# Why are some parents so cruel?



## Childrenareawesome (Mar 30, 2017)

Sorry to bother anyone. But please read this and respond. I honestly feel slightly depressed. I'm autistic and I have autism. I don't have any children and I probably never will because I basically behave like a 5 year old. I'm not joking and I know it's hard to believe with my reading and writing skills. I'm good on the computer and I can read very well. But I still play with toys and my favourite thing to do is watch cartoons and I get super excited a lot. And my Mom looks after me. Anyway I absolutely love children and I could never hurt a child. Never. Please read this. I need some help.

Nearly every parenting question on a certain forum site that is really popular (I don't want to say the name in case it's against the rules) seems to be about spanking. I used to believe in spanking as a child but now I am 100% completely against spanking. I Hate Spanking. I have never been spanked my my parents but my grandmother on my dad's site has spanked me as a child a few times. But my parents don't believe in spanking. Though my Mom can be a little rough at times (dragging her kids by there arm really strictly) but she's never hit me or my brother.

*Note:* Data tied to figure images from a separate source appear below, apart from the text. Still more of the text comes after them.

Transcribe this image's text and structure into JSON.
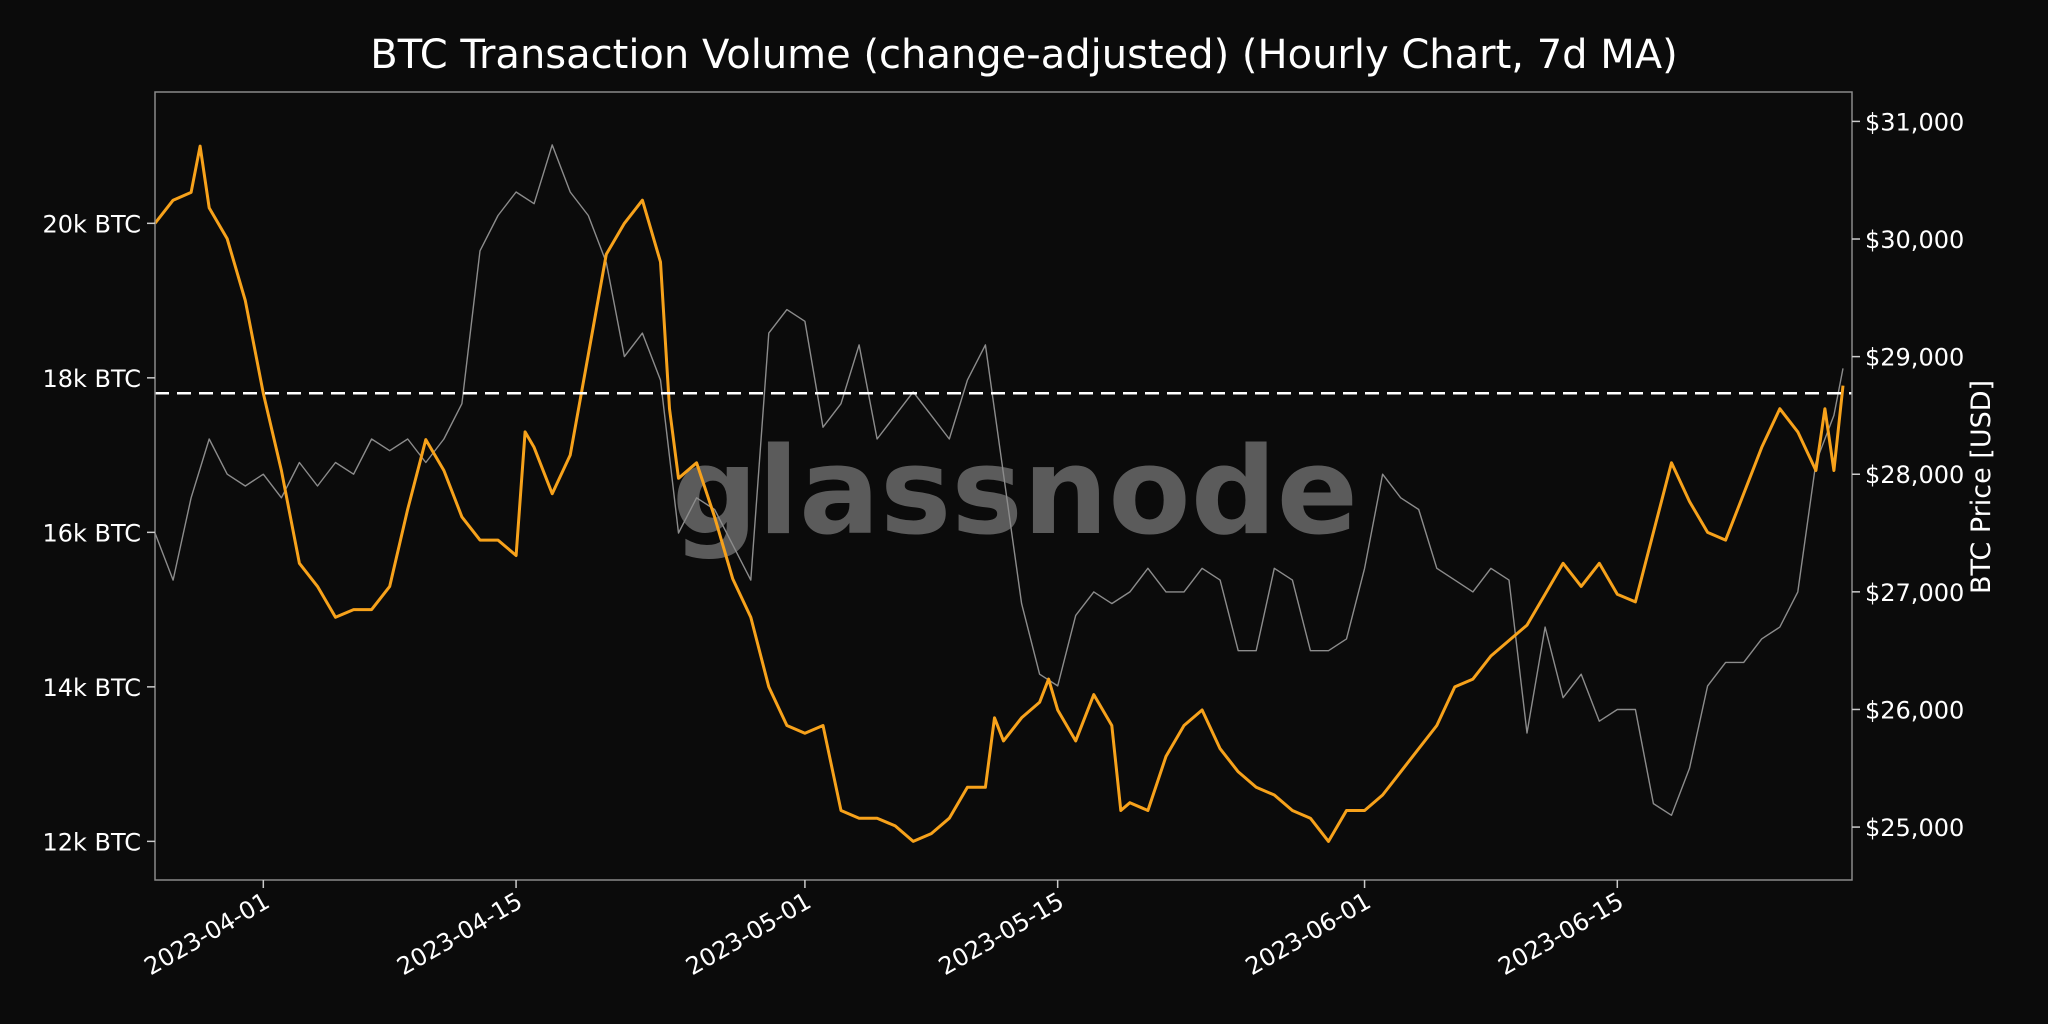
{
  "chart_data": {
    "type": "line",
    "title": "BTC Transaction Volume (change-adjusted) (Hourly Chart, 7d MA)",
    "watermark": "glassnode",
    "ylabel_right": "BTC Price [USD]",
    "ylabel_left": "",
    "xlabel": "",
    "x_range": [
      "2023-03-26",
      "2023-06-28"
    ],
    "ylim_left": [
      11500,
      21700
    ],
    "ylim_right": [
      24550,
      31250
    ],
    "grid": false,
    "legend": "none",
    "colors": {
      "background": "#0b0b0b",
      "volume_line": "#f7a21b",
      "price_line": "#8c8c8c",
      "reference_line": "#ffffff",
      "frame": "#8a8a8a",
      "text": "#ffffff",
      "watermark": "#6a6a6a"
    },
    "left_ticks": [
      {
        "value": 12000,
        "label": "12k BTC"
      },
      {
        "value": 14000,
        "label": "14k BTC"
      },
      {
        "value": 16000,
        "label": "16k BTC"
      },
      {
        "value": 18000,
        "label": "18k BTC"
      },
      {
        "value": 20000,
        "label": "20k BTC"
      }
    ],
    "right_ticks": [
      {
        "value": 25000,
        "label": "$25,000"
      },
      {
        "value": 26000,
        "label": "$26,000"
      },
      {
        "value": 27000,
        "label": "$27,000"
      },
      {
        "value": 28000,
        "label": "$28,000"
      },
      {
        "value": 29000,
        "label": "$29,000"
      },
      {
        "value": 30000,
        "label": "$30,000"
      },
      {
        "value": 31000,
        "label": "$31,000"
      }
    ],
    "x_ticks": [
      {
        "date": "2023-04-01",
        "label": "2023-04-01"
      },
      {
        "date": "2023-04-15",
        "label": "2023-04-15"
      },
      {
        "date": "2023-05-01",
        "label": "2023-05-01"
      },
      {
        "date": "2023-05-15",
        "label": "2023-05-15"
      },
      {
        "date": "2023-06-01",
        "label": "2023-06-01"
      },
      {
        "date": "2023-06-15",
        "label": "2023-06-15"
      }
    ],
    "reference_line": {
      "value": 17800,
      "axis": "left",
      "style": "dashed"
    },
    "series": [
      {
        "axis": "left",
        "color": "#f7a21b",
        "points": [
          [
            "2023-03-26",
            20000
          ],
          [
            "2023-03-27",
            20300
          ],
          [
            "2023-03-28",
            20400
          ],
          [
            "2023-03-28T12",
            21000
          ],
          [
            "2023-03-29",
            20200
          ],
          [
            "2023-03-30",
            19800
          ],
          [
            "2023-03-31",
            19000
          ],
          [
            "2023-04-01",
            17800
          ],
          [
            "2023-04-02",
            16800
          ],
          [
            "2023-04-03",
            15600
          ],
          [
            "2023-04-04",
            15300
          ],
          [
            "2023-04-05",
            14900
          ],
          [
            "2023-04-06",
            15000
          ],
          [
            "2023-04-07",
            15000
          ],
          [
            "2023-04-08",
            15300
          ],
          [
            "2023-04-09",
            16300
          ],
          [
            "2023-04-10",
            17200
          ],
          [
            "2023-04-11",
            16800
          ],
          [
            "2023-04-12",
            16200
          ],
          [
            "2023-04-13",
            15900
          ],
          [
            "2023-04-14",
            15900
          ],
          [
            "2023-04-15",
            15700
          ],
          [
            "2023-04-15T12",
            17300
          ],
          [
            "2023-04-16",
            17100
          ],
          [
            "2023-04-17",
            16500
          ],
          [
            "2023-04-18",
            17000
          ],
          [
            "2023-04-19",
            18300
          ],
          [
            "2023-04-20",
            19600
          ],
          [
            "2023-04-21",
            20000
          ],
          [
            "2023-04-22",
            20300
          ],
          [
            "2023-04-23",
            19500
          ],
          [
            "2023-04-23T12",
            17600
          ],
          [
            "2023-04-24",
            16700
          ],
          [
            "2023-04-25",
            16900
          ],
          [
            "2023-04-26",
            16200
          ],
          [
            "2023-04-27",
            15400
          ],
          [
            "2023-04-28",
            14900
          ],
          [
            "2023-04-29",
            14000
          ],
          [
            "2023-04-30",
            13500
          ],
          [
            "2023-05-01",
            13400
          ],
          [
            "2023-05-02",
            13500
          ],
          [
            "2023-05-03",
            12400
          ],
          [
            "2023-05-04",
            12300
          ],
          [
            "2023-05-05",
            12300
          ],
          [
            "2023-05-06",
            12200
          ],
          [
            "2023-05-07",
            12000
          ],
          [
            "2023-05-08",
            12100
          ],
          [
            "2023-05-09",
            12300
          ],
          [
            "2023-05-10",
            12700
          ],
          [
            "2023-05-11",
            12700
          ],
          [
            "2023-05-11T12",
            13600
          ],
          [
            "2023-05-12",
            13300
          ],
          [
            "2023-05-13",
            13600
          ],
          [
            "2023-05-14",
            13800
          ],
          [
            "2023-05-14T12",
            14100
          ],
          [
            "2023-05-15",
            13700
          ],
          [
            "2023-05-16",
            13300
          ],
          [
            "2023-05-17",
            13900
          ],
          [
            "2023-05-18",
            13500
          ],
          [
            "2023-05-18T12",
            12400
          ],
          [
            "2023-05-19",
            12500
          ],
          [
            "2023-05-20",
            12400
          ],
          [
            "2023-05-21",
            13100
          ],
          [
            "2023-05-22",
            13500
          ],
          [
            "2023-05-23",
            13700
          ],
          [
            "2023-05-24",
            13200
          ],
          [
            "2023-05-25",
            12900
          ],
          [
            "2023-05-26",
            12700
          ],
          [
            "2023-05-27",
            12600
          ],
          [
            "2023-05-28",
            12400
          ],
          [
            "2023-05-29",
            12300
          ],
          [
            "2023-05-30",
            12000
          ],
          [
            "2023-05-31",
            12400
          ],
          [
            "2023-06-01",
            12400
          ],
          [
            "2023-06-02",
            12600
          ],
          [
            "2023-06-03",
            12900
          ],
          [
            "2023-06-04",
            13200
          ],
          [
            "2023-06-05",
            13500
          ],
          [
            "2023-06-06",
            14000
          ],
          [
            "2023-06-07",
            14100
          ],
          [
            "2023-06-08",
            14400
          ],
          [
            "2023-06-09",
            14600
          ],
          [
            "2023-06-10",
            14800
          ],
          [
            "2023-06-11",
            15200
          ],
          [
            "2023-06-12",
            15600
          ],
          [
            "2023-06-13",
            15300
          ],
          [
            "2023-06-14",
            15600
          ],
          [
            "2023-06-15",
            15200
          ],
          [
            "2023-06-16",
            15100
          ],
          [
            "2023-06-17",
            16000
          ],
          [
            "2023-06-18",
            16900
          ],
          [
            "2023-06-19",
            16400
          ],
          [
            "2023-06-20",
            16000
          ],
          [
            "2023-06-21",
            15900
          ],
          [
            "2023-06-22",
            16500
          ],
          [
            "2023-06-23",
            17100
          ],
          [
            "2023-06-24",
            17600
          ],
          [
            "2023-06-25",
            17300
          ],
          [
            "2023-06-26",
            16800
          ],
          [
            "2023-06-26T12",
            17600
          ],
          [
            "2023-06-27",
            16800
          ],
          [
            "2023-06-27T12",
            17900
          ]
        ]
      },
      {
        "axis": "right",
        "color": "#8c8c8c",
        "points": [
          [
            "2023-03-26",
            27500
          ],
          [
            "2023-03-27",
            27100
          ],
          [
            "2023-03-28",
            27800
          ],
          [
            "2023-03-29",
            28300
          ],
          [
            "2023-03-30",
            28000
          ],
          [
            "2023-03-31",
            27900
          ],
          [
            "2023-04-01",
            28000
          ],
          [
            "2023-04-02",
            27800
          ],
          [
            "2023-04-03",
            28100
          ],
          [
            "2023-04-04",
            27900
          ],
          [
            "2023-04-05",
            28100
          ],
          [
            "2023-04-06",
            28000
          ],
          [
            "2023-04-07",
            28300
          ],
          [
            "2023-04-08",
            28200
          ],
          [
            "2023-04-09",
            28300
          ],
          [
            "2023-04-10",
            28100
          ],
          [
            "2023-04-11",
            28300
          ],
          [
            "2023-04-12",
            28600
          ],
          [
            "2023-04-13",
            29900
          ],
          [
            "2023-04-14",
            30200
          ],
          [
            "2023-04-15",
            30400
          ],
          [
            "2023-04-16",
            30300
          ],
          [
            "2023-04-17",
            30800
          ],
          [
            "2023-04-18",
            30400
          ],
          [
            "2023-04-19",
            30200
          ],
          [
            "2023-04-20",
            29800
          ],
          [
            "2023-04-21",
            29000
          ],
          [
            "2023-04-22",
            29200
          ],
          [
            "2023-04-23",
            28800
          ],
          [
            "2023-04-24",
            27500
          ],
          [
            "2023-04-25",
            27800
          ],
          [
            "2023-04-26",
            27700
          ],
          [
            "2023-04-27",
            27400
          ],
          [
            "2023-04-28",
            27100
          ],
          [
            "2023-04-29",
            29200
          ],
          [
            "2023-04-30",
            29400
          ],
          [
            "2023-05-01",
            29300
          ],
          [
            "2023-05-02",
            28400
          ],
          [
            "2023-05-03",
            28600
          ],
          [
            "2023-05-04",
            29100
          ],
          [
            "2023-05-05",
            28300
          ],
          [
            "2023-05-06",
            28500
          ],
          [
            "2023-05-07",
            28700
          ],
          [
            "2023-05-08",
            28500
          ],
          [
            "2023-05-09",
            28300
          ],
          [
            "2023-05-10",
            28800
          ],
          [
            "2023-05-11",
            29100
          ],
          [
            "2023-05-12",
            28000
          ],
          [
            "2023-05-13",
            26900
          ],
          [
            "2023-05-14",
            26300
          ],
          [
            "2023-05-15",
            26200
          ],
          [
            "2023-05-16",
            26800
          ],
          [
            "2023-05-17",
            27000
          ],
          [
            "2023-05-18",
            26900
          ],
          [
            "2023-05-19",
            27000
          ],
          [
            "2023-05-20",
            27200
          ],
          [
            "2023-05-21",
            27000
          ],
          [
            "2023-05-22",
            27000
          ],
          [
            "2023-05-23",
            27200
          ],
          [
            "2023-05-24",
            27100
          ],
          [
            "2023-05-25",
            26500
          ],
          [
            "2023-05-26",
            26500
          ],
          [
            "2023-05-27",
            27200
          ],
          [
            "2023-05-28",
            27100
          ],
          [
            "2023-05-29",
            26500
          ],
          [
            "2023-05-30",
            26500
          ],
          [
            "2023-05-31",
            26600
          ],
          [
            "2023-06-01",
            27200
          ],
          [
            "2023-06-02",
            28000
          ],
          [
            "2023-06-03",
            27800
          ],
          [
            "2023-06-04",
            27700
          ],
          [
            "2023-06-05",
            27200
          ],
          [
            "2023-06-06",
            27100
          ],
          [
            "2023-06-07",
            27000
          ],
          [
            "2023-06-08",
            27200
          ],
          [
            "2023-06-09",
            27100
          ],
          [
            "2023-06-10",
            25800
          ],
          [
            "2023-06-11",
            26700
          ],
          [
            "2023-06-12",
            26100
          ],
          [
            "2023-06-13",
            26300
          ],
          [
            "2023-06-14",
            25900
          ],
          [
            "2023-06-15",
            26000
          ],
          [
            "2023-06-16",
            26000
          ],
          [
            "2023-06-17",
            25200
          ],
          [
            "2023-06-18",
            25100
          ],
          [
            "2023-06-19",
            25500
          ],
          [
            "2023-06-20",
            26200
          ],
          [
            "2023-06-21",
            26400
          ],
          [
            "2023-06-22",
            26400
          ],
          [
            "2023-06-23",
            26600
          ],
          [
            "2023-06-24",
            26700
          ],
          [
            "2023-06-25",
            27000
          ],
          [
            "2023-06-26",
            28100
          ],
          [
            "2023-06-27",
            28500
          ],
          [
            "2023-06-27T12",
            28900
          ]
        ]
      }
    ]
  }
}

Any way a few years ago I thought a spanking was just a little smack on the bottom. And after reading what I have read online I feel heartbroken. I have read that some parents Spank there kids with a switch until there bottom is bleeding with cuts. That's sick and disgusting and breaks my heart. How can a parent spank until there child's bottom is bleeding. It's cruel. Can't they see how there own little sweet heart is crying and howling in pain? How can anyone be that heartless. Anyway Reading these stories has made me depressed. and Sad. And heart broken.

I thought a spanking was nothing but 1 smack on a bottom. Which is wrong too but I never thought that parents hit there kids with belts and switches and hurt children like that. I can't post any links as it's my first question but I've read a few stories about children being spanked with a switch until there bottom is bleeding. It's horrible and wrong. *Starts to cry*.

It breaks my heart into pieces. Also please remember I'm autistic and I'm not a parent. Although I ADORE children and kids make me happy and I LOVE playing with children and I believe that nothing in this world is more special than children. There imagination is awesome.

I know I shouldn't read these stories if they are going 2 upset me but I'm crazy and just read them anyway and then I start crying. It breaks my heart. I think I read them just to find answers in the comments section from people who don't believe in spanking because I believe not everyone can be that heartless. But there are hardly anyone defending the kids. I AM SO HAPPY TO FIND A SITE LIKE THIS. I mostly play with my toys or watch cartoons. I also love gymnastics and chocolate and of course kids . My Mom doesn't know that I'm depressed. But I definitely don't believe in spanking and I know it is wrong. I Could never harm a child and I think even a little spank is child abuse now. And I'm a very childlike person and my family says I think like a 5 year old so please don't be strict on me. Child abuse breaks my heart. By the way You are all awesome and lovely and special.

Please hug and kiss your kids and spoil them with love and play with them and treasure them and I'm sorry if I shouldn't post this. Sorry :C


----------